On parle beaucoup des inégalités de revenus - mais elles sont finalement très contenues. En France, les 10 % des plus hauts revenus gagnent 4 fois et demi plus que les 10 % des plus bas revenus. Un rapport de 1 à 4, cela reste mesuré. Il faut dire qu'en France, on a tout un arsenal de redistribution des revenus. Alors que si on regarde maintenant le patrimoine, là, c'est complètement différent...
Les 10 % des plus riches ont un patrimoine de plus de 600.000 euros, contre à peine 38.000 euros pour les 10 % les plus pauvres. Soit un écart de 1 à 160 ! Comme l'écrit l'Insee dans son rapport annuel : "Les inégalités de patrimoine sont beaucoup plus marquées que celles des revenus." Comment s'expliquent ces inégalités de patrimoine ? Et pourquoi ne cherche-t-on pas à les corriger ?

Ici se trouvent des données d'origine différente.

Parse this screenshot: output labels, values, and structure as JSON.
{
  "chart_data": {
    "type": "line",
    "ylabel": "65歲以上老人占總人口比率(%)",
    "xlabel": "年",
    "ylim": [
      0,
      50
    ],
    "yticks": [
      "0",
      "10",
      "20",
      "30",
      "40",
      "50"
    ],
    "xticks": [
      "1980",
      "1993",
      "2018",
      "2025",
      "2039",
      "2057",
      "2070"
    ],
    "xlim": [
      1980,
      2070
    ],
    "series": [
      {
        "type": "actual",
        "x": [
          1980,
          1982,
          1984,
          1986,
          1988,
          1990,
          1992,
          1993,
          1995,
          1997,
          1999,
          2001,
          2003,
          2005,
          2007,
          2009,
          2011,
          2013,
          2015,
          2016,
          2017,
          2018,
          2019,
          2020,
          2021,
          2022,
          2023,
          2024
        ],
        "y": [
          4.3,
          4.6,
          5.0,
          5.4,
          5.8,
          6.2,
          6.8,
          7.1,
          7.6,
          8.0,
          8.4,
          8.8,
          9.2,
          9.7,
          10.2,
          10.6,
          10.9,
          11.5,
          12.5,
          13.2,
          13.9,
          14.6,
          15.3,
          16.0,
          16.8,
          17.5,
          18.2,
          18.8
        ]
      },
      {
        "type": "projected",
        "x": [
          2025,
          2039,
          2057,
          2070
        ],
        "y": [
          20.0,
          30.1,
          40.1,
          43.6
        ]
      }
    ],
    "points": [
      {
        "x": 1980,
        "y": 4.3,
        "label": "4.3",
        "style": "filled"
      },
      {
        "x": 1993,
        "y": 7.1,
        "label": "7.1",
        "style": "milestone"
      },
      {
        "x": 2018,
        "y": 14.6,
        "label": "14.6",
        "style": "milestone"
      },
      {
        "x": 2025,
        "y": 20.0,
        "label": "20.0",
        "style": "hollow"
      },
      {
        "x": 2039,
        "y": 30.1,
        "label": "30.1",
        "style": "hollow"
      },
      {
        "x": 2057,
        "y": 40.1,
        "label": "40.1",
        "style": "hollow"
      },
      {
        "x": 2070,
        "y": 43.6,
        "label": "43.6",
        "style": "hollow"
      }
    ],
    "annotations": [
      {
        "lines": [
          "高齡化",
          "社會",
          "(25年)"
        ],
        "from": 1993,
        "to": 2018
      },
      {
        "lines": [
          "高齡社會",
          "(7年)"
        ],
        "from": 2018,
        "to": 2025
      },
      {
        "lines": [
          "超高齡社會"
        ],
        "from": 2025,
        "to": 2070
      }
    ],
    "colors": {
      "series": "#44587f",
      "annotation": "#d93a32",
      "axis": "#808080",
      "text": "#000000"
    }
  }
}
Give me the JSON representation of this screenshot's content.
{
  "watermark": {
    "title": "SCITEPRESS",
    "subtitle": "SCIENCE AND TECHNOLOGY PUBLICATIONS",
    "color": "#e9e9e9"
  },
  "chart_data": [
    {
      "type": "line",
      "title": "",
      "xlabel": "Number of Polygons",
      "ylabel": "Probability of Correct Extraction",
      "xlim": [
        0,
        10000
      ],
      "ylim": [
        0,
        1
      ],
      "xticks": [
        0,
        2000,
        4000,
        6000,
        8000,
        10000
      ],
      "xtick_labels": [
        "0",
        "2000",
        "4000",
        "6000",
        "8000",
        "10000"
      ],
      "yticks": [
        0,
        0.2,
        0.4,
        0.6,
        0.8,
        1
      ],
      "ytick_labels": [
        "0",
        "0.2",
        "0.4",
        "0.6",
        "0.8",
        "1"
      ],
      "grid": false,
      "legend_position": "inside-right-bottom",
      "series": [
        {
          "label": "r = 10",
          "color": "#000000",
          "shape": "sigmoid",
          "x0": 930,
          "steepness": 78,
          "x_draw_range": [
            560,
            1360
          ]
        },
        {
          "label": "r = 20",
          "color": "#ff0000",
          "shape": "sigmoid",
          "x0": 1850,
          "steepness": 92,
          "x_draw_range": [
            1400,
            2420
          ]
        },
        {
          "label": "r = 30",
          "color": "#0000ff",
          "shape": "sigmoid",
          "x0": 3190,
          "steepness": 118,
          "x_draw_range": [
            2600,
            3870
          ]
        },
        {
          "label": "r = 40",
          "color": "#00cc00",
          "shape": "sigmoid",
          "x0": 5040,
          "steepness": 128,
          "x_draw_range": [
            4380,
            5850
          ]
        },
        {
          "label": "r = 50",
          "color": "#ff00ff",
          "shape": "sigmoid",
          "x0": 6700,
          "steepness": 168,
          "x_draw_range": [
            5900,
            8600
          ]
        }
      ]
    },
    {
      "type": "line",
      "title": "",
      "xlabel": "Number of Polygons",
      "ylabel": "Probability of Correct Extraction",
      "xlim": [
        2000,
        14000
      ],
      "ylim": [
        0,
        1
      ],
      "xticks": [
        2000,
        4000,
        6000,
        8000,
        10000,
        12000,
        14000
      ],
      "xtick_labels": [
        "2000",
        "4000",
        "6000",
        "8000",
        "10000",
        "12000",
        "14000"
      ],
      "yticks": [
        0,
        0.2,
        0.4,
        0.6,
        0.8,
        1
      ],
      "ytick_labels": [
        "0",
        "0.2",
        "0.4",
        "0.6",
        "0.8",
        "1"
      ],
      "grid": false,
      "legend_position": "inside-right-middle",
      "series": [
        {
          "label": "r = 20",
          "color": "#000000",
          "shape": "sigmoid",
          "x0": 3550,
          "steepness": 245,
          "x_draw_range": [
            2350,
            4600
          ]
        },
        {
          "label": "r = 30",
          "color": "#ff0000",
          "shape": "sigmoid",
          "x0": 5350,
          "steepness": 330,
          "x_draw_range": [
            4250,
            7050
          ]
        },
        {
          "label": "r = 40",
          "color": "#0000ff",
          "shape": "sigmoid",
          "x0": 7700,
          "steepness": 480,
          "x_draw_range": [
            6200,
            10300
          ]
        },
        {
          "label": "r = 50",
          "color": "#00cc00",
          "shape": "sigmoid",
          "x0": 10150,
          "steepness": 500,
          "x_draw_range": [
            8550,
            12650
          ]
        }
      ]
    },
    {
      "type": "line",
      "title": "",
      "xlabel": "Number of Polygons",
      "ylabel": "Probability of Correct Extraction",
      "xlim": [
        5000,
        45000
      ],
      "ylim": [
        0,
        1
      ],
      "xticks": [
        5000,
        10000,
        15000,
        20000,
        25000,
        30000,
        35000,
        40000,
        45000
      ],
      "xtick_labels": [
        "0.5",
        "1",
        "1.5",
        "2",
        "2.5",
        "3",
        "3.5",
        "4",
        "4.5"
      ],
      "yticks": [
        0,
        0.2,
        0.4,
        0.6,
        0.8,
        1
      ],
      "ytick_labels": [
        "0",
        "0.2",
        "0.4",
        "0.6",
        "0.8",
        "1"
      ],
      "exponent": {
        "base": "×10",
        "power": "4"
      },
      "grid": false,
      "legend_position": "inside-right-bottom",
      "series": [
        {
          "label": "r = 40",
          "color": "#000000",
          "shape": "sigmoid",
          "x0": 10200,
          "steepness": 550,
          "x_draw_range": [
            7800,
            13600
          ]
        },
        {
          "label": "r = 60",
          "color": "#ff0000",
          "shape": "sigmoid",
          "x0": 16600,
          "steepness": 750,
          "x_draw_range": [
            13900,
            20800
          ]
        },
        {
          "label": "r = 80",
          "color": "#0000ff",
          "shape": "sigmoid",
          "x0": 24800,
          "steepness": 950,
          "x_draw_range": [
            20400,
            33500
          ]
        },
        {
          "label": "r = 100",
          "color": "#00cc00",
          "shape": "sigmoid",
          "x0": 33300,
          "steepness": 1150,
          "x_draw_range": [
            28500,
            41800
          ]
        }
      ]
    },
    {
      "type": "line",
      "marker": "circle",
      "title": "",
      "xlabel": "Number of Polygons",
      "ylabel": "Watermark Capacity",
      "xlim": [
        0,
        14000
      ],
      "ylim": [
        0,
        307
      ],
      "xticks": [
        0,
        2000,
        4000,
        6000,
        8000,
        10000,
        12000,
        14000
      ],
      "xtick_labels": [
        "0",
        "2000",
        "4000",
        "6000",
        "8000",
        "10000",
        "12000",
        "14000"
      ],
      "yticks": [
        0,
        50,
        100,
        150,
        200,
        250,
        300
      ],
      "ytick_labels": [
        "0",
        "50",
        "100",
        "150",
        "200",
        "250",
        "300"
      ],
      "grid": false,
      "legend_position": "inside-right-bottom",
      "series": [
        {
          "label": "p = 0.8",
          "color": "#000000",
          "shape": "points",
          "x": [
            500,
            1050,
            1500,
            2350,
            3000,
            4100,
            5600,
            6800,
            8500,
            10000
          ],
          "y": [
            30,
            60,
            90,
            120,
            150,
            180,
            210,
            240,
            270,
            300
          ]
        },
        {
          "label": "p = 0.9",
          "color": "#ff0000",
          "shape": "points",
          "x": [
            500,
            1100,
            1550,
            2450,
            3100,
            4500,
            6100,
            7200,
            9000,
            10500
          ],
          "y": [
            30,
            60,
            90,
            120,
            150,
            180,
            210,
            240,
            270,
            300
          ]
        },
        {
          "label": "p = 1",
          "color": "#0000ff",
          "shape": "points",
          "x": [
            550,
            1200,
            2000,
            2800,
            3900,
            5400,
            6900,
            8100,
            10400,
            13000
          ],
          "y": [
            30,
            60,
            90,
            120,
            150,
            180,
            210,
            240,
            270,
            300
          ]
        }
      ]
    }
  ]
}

En France, on est allergique à l’impôt sur les successions. Le patrimoine s'acquière tout au long de la vie. Les plus de 60 ans sont quasiment 10 fois plus riches que les moins de 30 ans. Et cette fortune amassée est ensuite transmise quasiment sans aucune taxe aux enfants : 90 % des héritages se font sans droits de succession.
Donc, autant les revenus sont matraqués d’impôts, autant le patrimoine, lui, peut changer de main sans aucune taxe. Zéro redistribution. Emmanuel Macron avait bien tenté à un moment de lancer le débat, mais - dans une France, déjà championne du monde des impôts et taxes -, les Français ne veulent pas entendre parler d’impôt supplémentaire.
D'autant que si l'on regarde la composition de ce patrimoine, c'est essentiellement de l'immobilier, à plus de 60 %. C'est notre maison, un actif très personnel, très privé. Et donc, à l'aube de sa mort, on préfère voir hériter ses enfants, plutôt que le fisc. Et tant pis si cela génère de fortes inégalités. En matière de patrimoine, le ras-le-bol fiscal l'a emporté sur la passion française pour l'égalité.